After he had stirred in his sugar and milk he stood in the center of the room, head tilted up. “You think we’re funny? You think I’m funny, is that it?”

A tiny creak of sound answered him. And he saw one of the spider-webbed cracks in the ceiling widen, ever so slightly. He heard the sifting fall of plaster dust. Both sight and sound were so subtle, it was like watching the minute hand of a clock move. But the minute hands of clocks did indeed move, and cracks in plaster widened, and he had seen it happen.

Without another word, Ned set down his mug, picked up the .357 from the counter and went out into his back hall, started up the stairway to the attic. His jaw jutted from the clenching of his teeth, the tightness of his smile.

It was late afternoon, gilded sunlight lying in elongated patches across the dirty attic floorboards. Thank God evening hadn’t yet fallen. He needed a new flashlight. If it had been evening, he wouldn’t even be up here. Maybe he’d make them sorry they hadn’t kept quiet until the sun went down.

An object momentarily distracted him. On a ratty old arm chair rested a sheet of cardboard, and on that was all that remained of a wreath his aunt had given him and his wife on their first anniversary. Some kind of dried arrangement. Now all that was left of it were bits and pieces, not even describing a circle. Bugs, maybe, or the sun blazing on it through unshaded windows. Or perhaps, bored and mischievous, his house-guests had sat up here plucking at it. Brenda had left behind a lot of forgotten things in boxes up here, and the idea of those creatures poking through them only exasperated his mounting fury...

He moved toward a half-closed door that marked the place where the roof narrowed. The room beyond had sharply slanted walls, and just one window at its end, looking out on the driveway. It would be dark in there. The chimney came skewering through that space, and there were stacks of boards and boxes to hunker behind. It was the perfect place in which to hide.

With his toe, Ned pushed the door open all the way.

But they weren’t even hiding. Had they become so bold that they now dared to stand and confront him? Were they no longer afraid to be seen? No longer afraid of him?

Their brazenness caught him off guard. Some of his fury was washed back by an icy wave of fear.

There were two of them standing side by side at the end of the hall-like space, framed in the window, silhouetted in a way that lessened their phosphorescent quality, made them appear more corporeal. They were indistinguishable from one another, identical.

Tall, bony as prisoners of war. Dead prisoners of war. So unnaturally, uncannily elongated, as if they were distorted in carnival mirrors. Yet there was something vaguely feminine in their form; maybe a slight flare in the hips, the adolescent suggestion of breasts.

Silhouetted as they were, it was difficult to make out their great insect-like eyes. Mantis eyes. But somehow, seeing the eyes in suggestion made them more eerie to him than if they had been clearly lit.

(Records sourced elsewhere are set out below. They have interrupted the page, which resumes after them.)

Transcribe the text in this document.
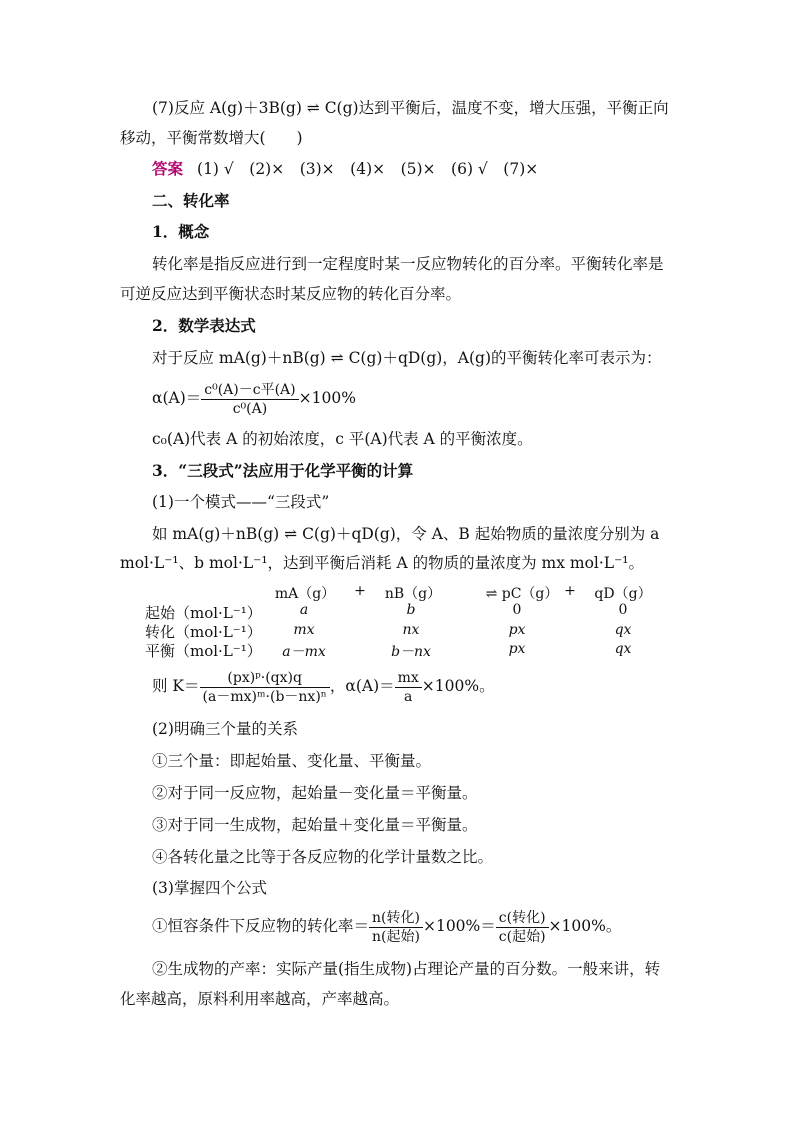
(7)反应 A(g)＋3B(g) ⇌ C(g)达到平衡后，温度不变，增大压强，平衡正向
移动，平衡常数增大(　　)
答案 (1) √　(2)×　(3)×　(4)×　(5)×　(6) √　(7)×
二、转化率
1．概念
转化率是指反应进行到一定程度时某一反应物转化的百分率。平衡转化率是
可逆反应达到平衡状态时某反应物的转化百分率。
2．数学表达式
对于反应 mA(g)＋nB(g) ⇌ C(g)＋qD(g)，A(g)的平衡转化率可表示为：
$\alpha(A)= \frac{\text{c⁰(A)－c平(A)}}{\text{c⁰(A)}} \times 100\%$
c₀(A)代表 A 的初始浓度，c 平(A)代表 A 的平衡浓度。
3．“三段式”法应用于化学平衡的计算
(1)一个模式——“三段式”
如 mA(g)＋nB(g) ⇌ C(g)＋qD(g)，令 A、B 起始物质的量浓度分别为 a
mol·L⁻¹、b mol·L⁻¹，达到平衡后消耗 A 的物质的量浓度为 mx mol·L⁻¹。
mA（g）	+	nB（g）	⇌ pC（g） +	qD（g）
起始（mol·L⁻¹）	a	b	0	0
转化（mol·L⁻¹）	mx	nx	px	qx
平衡（mol·L⁻¹）	a－mx	b－nx	px	qx
则 $K= \frac{\text{(px)ᵖ·(qx)q}}{\text{(a－mx)ᵐ·(b－nx)ⁿ}}$ ，$\alpha(A)= \frac{mx}{a} \times 100\%$。
(2)明确三个量的关系
①三个量：即起始量、变化量、平衡量。
②对于同一反应物，起始量－变化量＝平衡量。
③对于同一生成物，起始量＋变化量＝平衡量。
④各转化量之比等于各反应物的化学计量数之比。
(3)掌握四个公式
①恒容条件下反应物的转化率＝ $\frac{\text{n(转化)}}{\text{n(起始)}} \times 100\%= \frac{\text{c(转化)}}{\text{c(起始)}} \times 100\%$。
②生成物的产率：实际产量(指生成物)占理论产量的百分数。一般来讲，转
化率越高，原料利用率越高，产率越高。
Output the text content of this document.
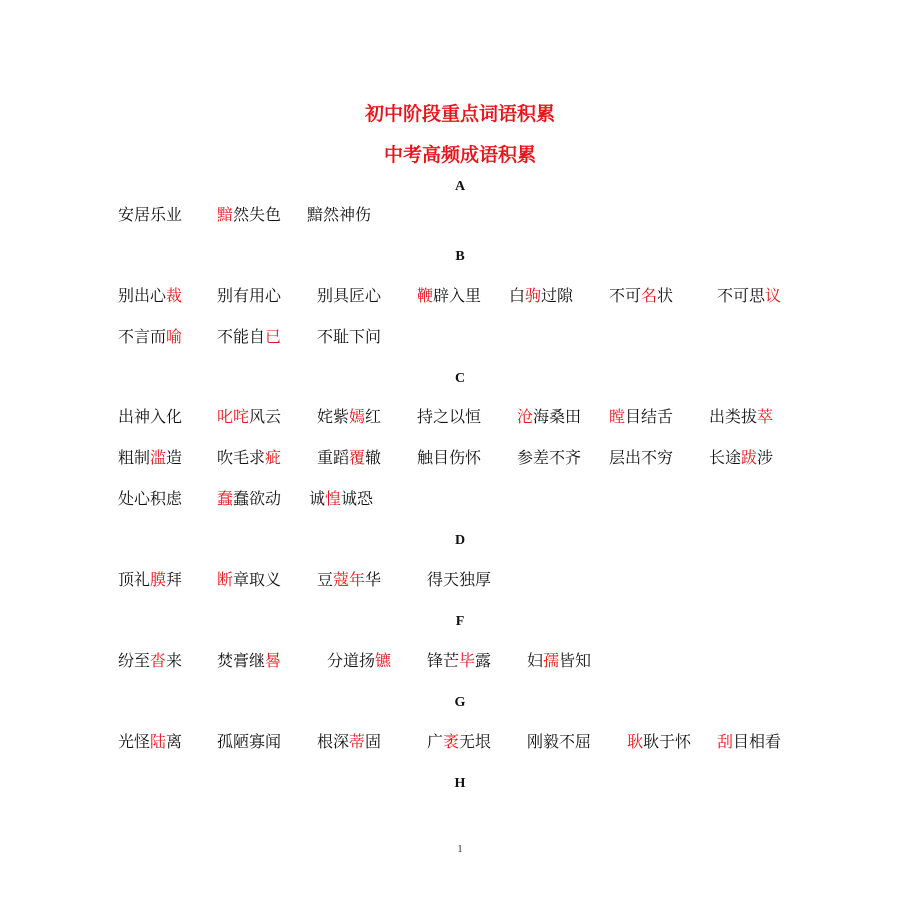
初中阶段重点词语积累
中考高频成语积累
A
安居乐业 黯然失色 黯然神伤
B
别出心裁 别有用心 别具匠心 鞭辟入里 白驹过隙 不可名状	不可思议
不言而喻 不能自已 不耻下问
C
出神入化 叱咤风云 姹紫嫣红 持之以恒 沧海桑田 瞠目结舌 出类拔萃
粗制滥造 吹毛求疵 重蹈覆辙 触目伤怀 参差不齐 层出不穷 长途跋涉
处心积虑 蠢蠢欲动 诚惶诚恐
D
顶礼膜拜 断章取义 豆蔻年华	得天独厚
F
纷至沓来 焚膏继晷	分道扬镳 锋芒毕露 妇孺皆知
G
光怪陆离 孤陋寡闻 根深蒂固	广袤无垠 刚毅不屈 耿耿于怀 刮目相看
H
1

“What do you want with me?” Ned hissed at them. He was sorry he spoke. He meant his voice to sound demanding. Instead, he heard its tremor. But he couldn’t help but blurt, “Why can’t you just leave me alone?”

And with that, he lifted his arm to point the .357.

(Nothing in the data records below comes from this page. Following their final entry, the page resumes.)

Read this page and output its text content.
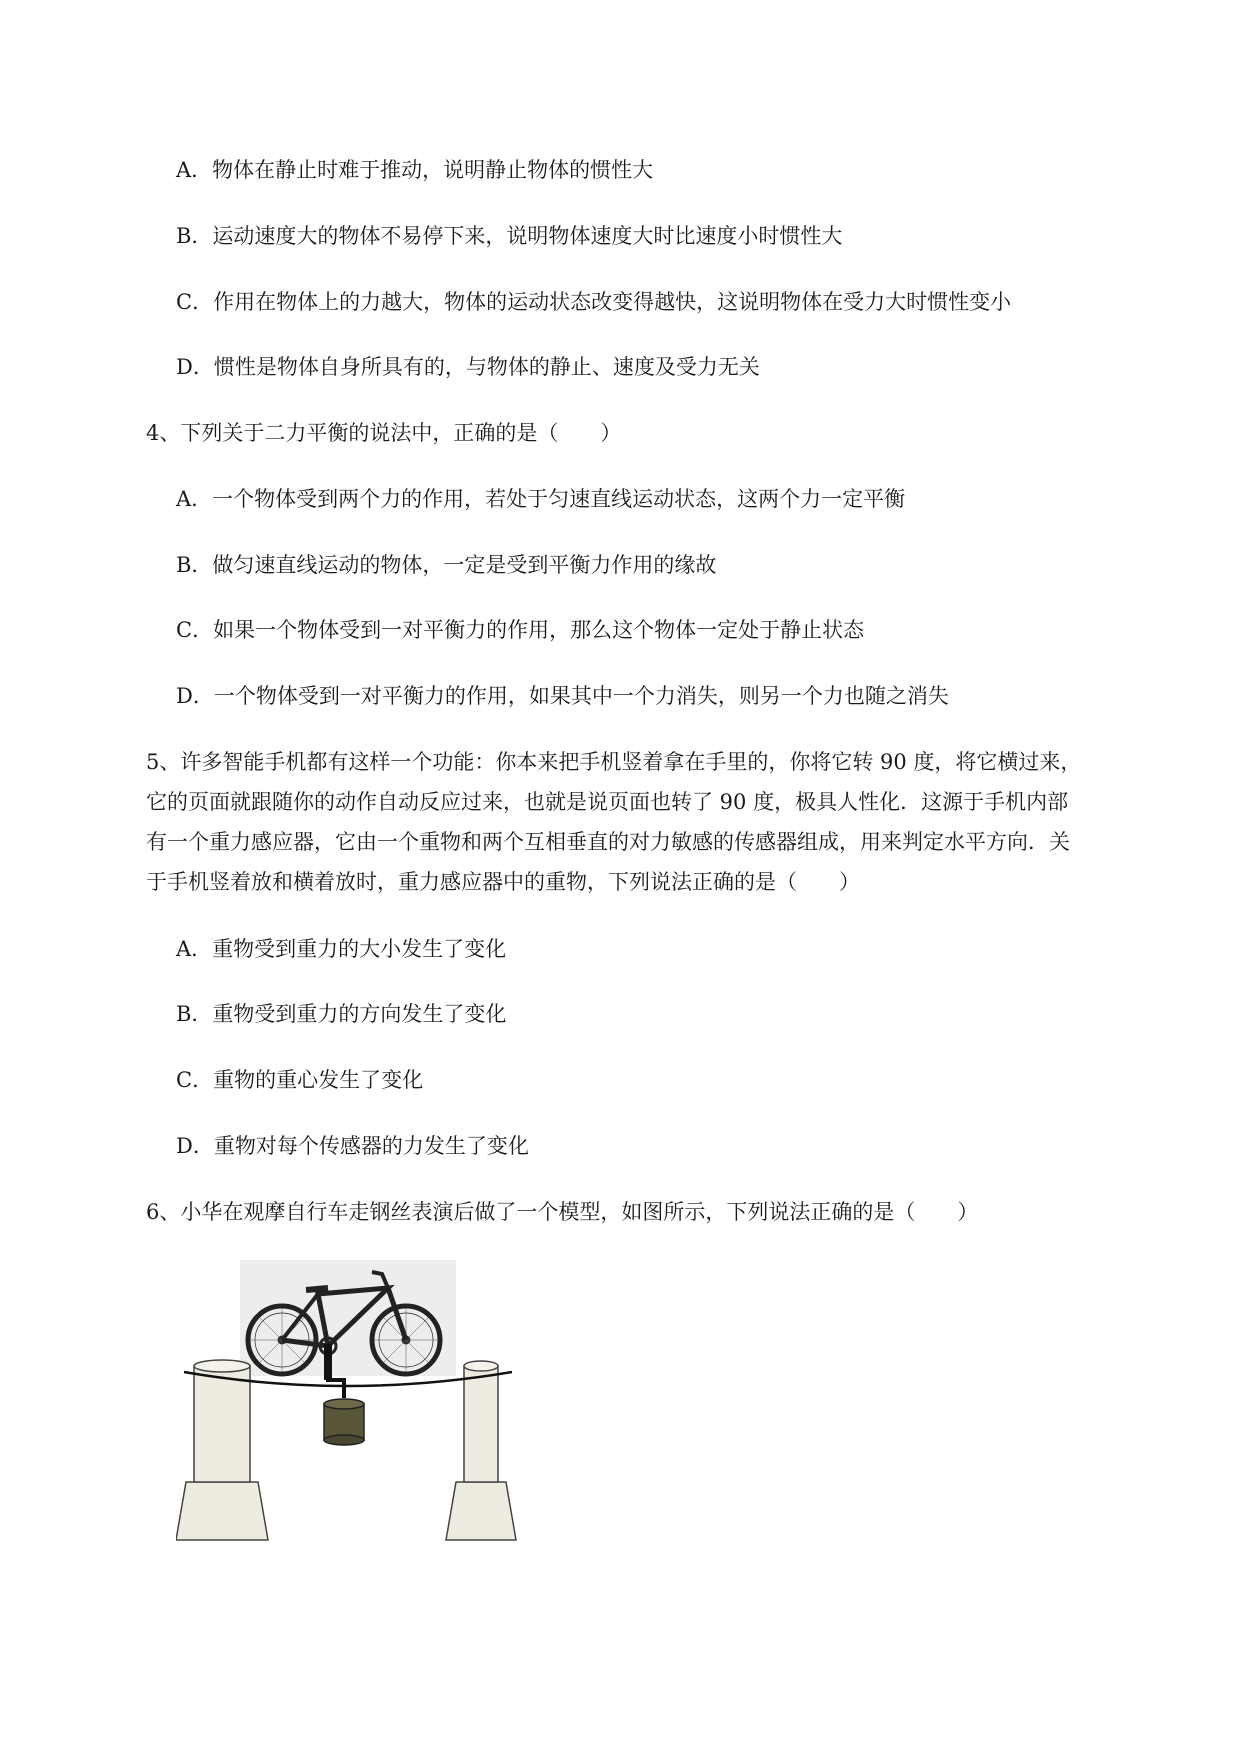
A．物体在静止时难于推动，说明静止物体的惯性大
B．运动速度大的物体不易停下来，说明物体速度大时比速度小时惯性大
C．作用在物体上的力越大，物体的运动状态改变得越快，这说明物体在受力大时惯性变小
D．惯性是物体自身所具有的，与物体的静止、速度及受力无关
4、下列关于二力平衡的说法中，正确的是（　　）
A．一个物体受到两个力的作用，若处于匀速直线运动状态，这两个力一定平衡
B．做匀速直线运动的物体，一定是受到平衡力作用的缘故
C．如果一个物体受到一对平衡力的作用，那么这个物体一定处于静止状态
D．一个物体受到一对平衡力的作用，如果其中一个力消失，则另一个力也随之消失
5、许多智能手机都有这样一个功能：你本来把手机竖着拿在手里的，你将它转 90 度，将它横过来，
它的页面就跟随你的动作自动反应过来，也就是说页面也转了 90 度，极具人性化．这源于手机内部
有一个重力感应器，它由一个重物和两个互相垂直的对力敏感的传感器组成，用来判定水平方向．关
于手机竖着放和横着放时，重力感应器中的重物，下列说法正确的是（　　）
A．重物受到重力的大小发生了变化
B．重物受到重力的方向发生了变化
C．重物的重心发生了变化
D．重物对每个传感器的力发生了变化
6、小华在观摩自行车走钢丝表演后做了一个模型，如图所示，下列说法正确的是（　　）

They moved faster than humans should, with bird-quick jerking swiftness. First one and then the other of the identical beings whirled and dropped out the window, which Ned hadn’t noticed was open before. Like jumping spiders, they were so fast. Gone, before he could level the red front sight on them.

Ned surged forward down the murky hall, came to the open window. Directly below the window was the slanting, half-collapsed garage roof.

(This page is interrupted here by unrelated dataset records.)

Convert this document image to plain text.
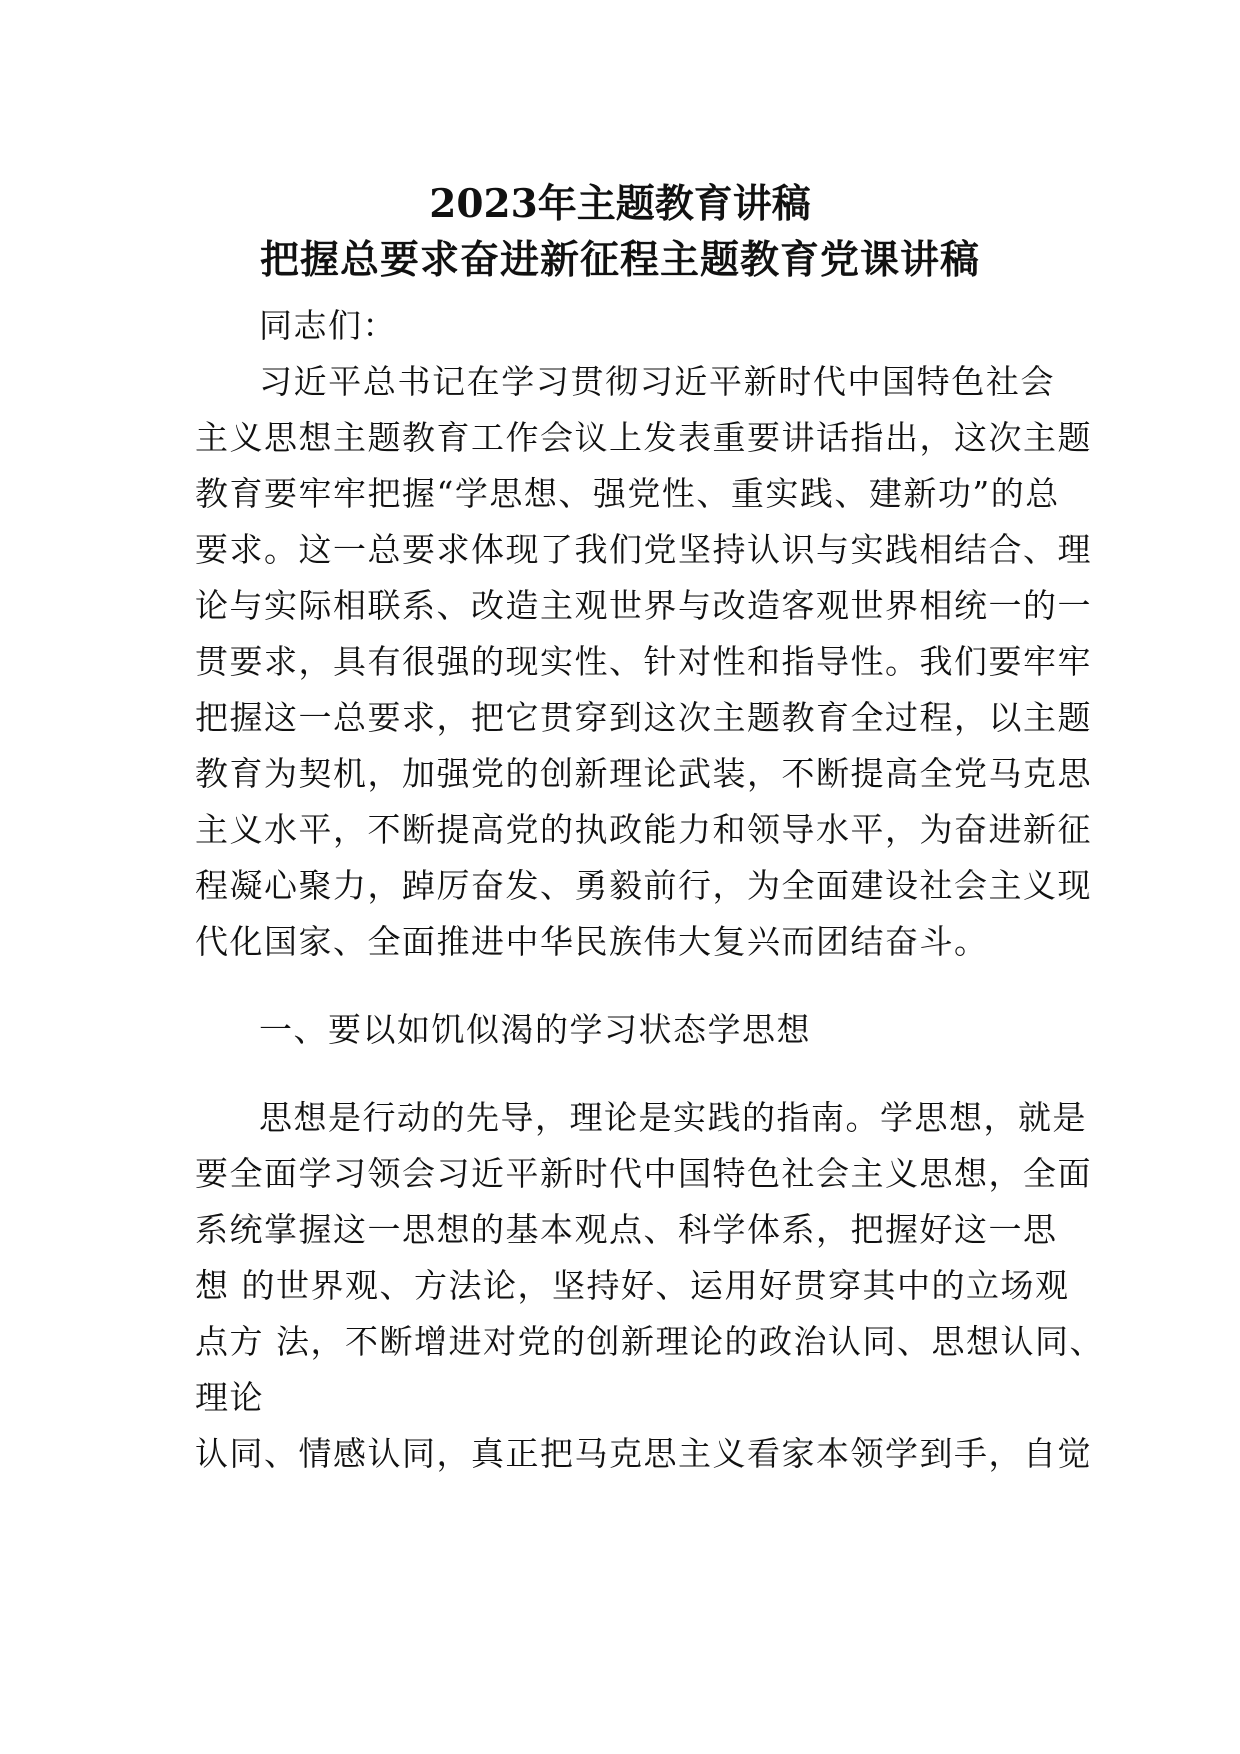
2023年主题教育讲稿
把握总要求奋进新征程主题教育党课讲稿
同志们：
习近平总书记在学习贯彻习近平新时代中国特色社会
主义思想主题教育工作会议上发表重要讲话指出，这次主题
教育要牢牢把握“学思想、强党性、重实践、建新功”的总
要求。这一总要求体现了我们党坚持认识与实践相结合、理
论与实际相联系、改造主观世界与改造客观世界相统一的一
贯要求，具有很强的现实性、针对性和指导性。我们要牢牢
把握这一总要求，把它贯穿到这次主题教育全过程，以主题
教育为契机，加强党的创新理论武装，不断提高全党马克思
主义水平，不断提高党的执政能力和领导水平，为奋进新征
程凝心聚力，踔厉奋发、勇毅前行，为全面建设社会主义现
代化国家、全面推进中华民族伟大复兴而团结奋斗。
一、要以如饥似渴的学习状态学思想
思想是行动的先导，理论是实践的指南。学思想，就是
要全面学习领会习近平新时代中国特色社会主义思想，全面
系统掌握这一思想的基本观点、科学体系，把握好这一思
想 的世界观、方法论，坚持好、运用好贯穿其中的立场观
点方 法，不断增进对党的创新理论的政治认同、思想认同、
理论
认同、情感认同，真正把马克思主义看家本领学到手，自觉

He saw no prints in the deep snow of the roof, as he should. Maybe they hadn’t actually jumped onto it, but scrabbled down the side of the house and leapt to the ground itself. It didn’t matter...Ned caught a glimpse of one of them as it ducked inside the cave of the garage. He was sure the both of them now huddled in its furthest shadows, like vampires waiting for night to fall.

“You just stay there,” he whispered. “You just make yourself right at home.”

*     *     *

There wasn’t much more that Ned could do that evening, but he got up early the next morning as if to go to work. Nonchalantly, he ignored the garage as he walked past it and got in his car.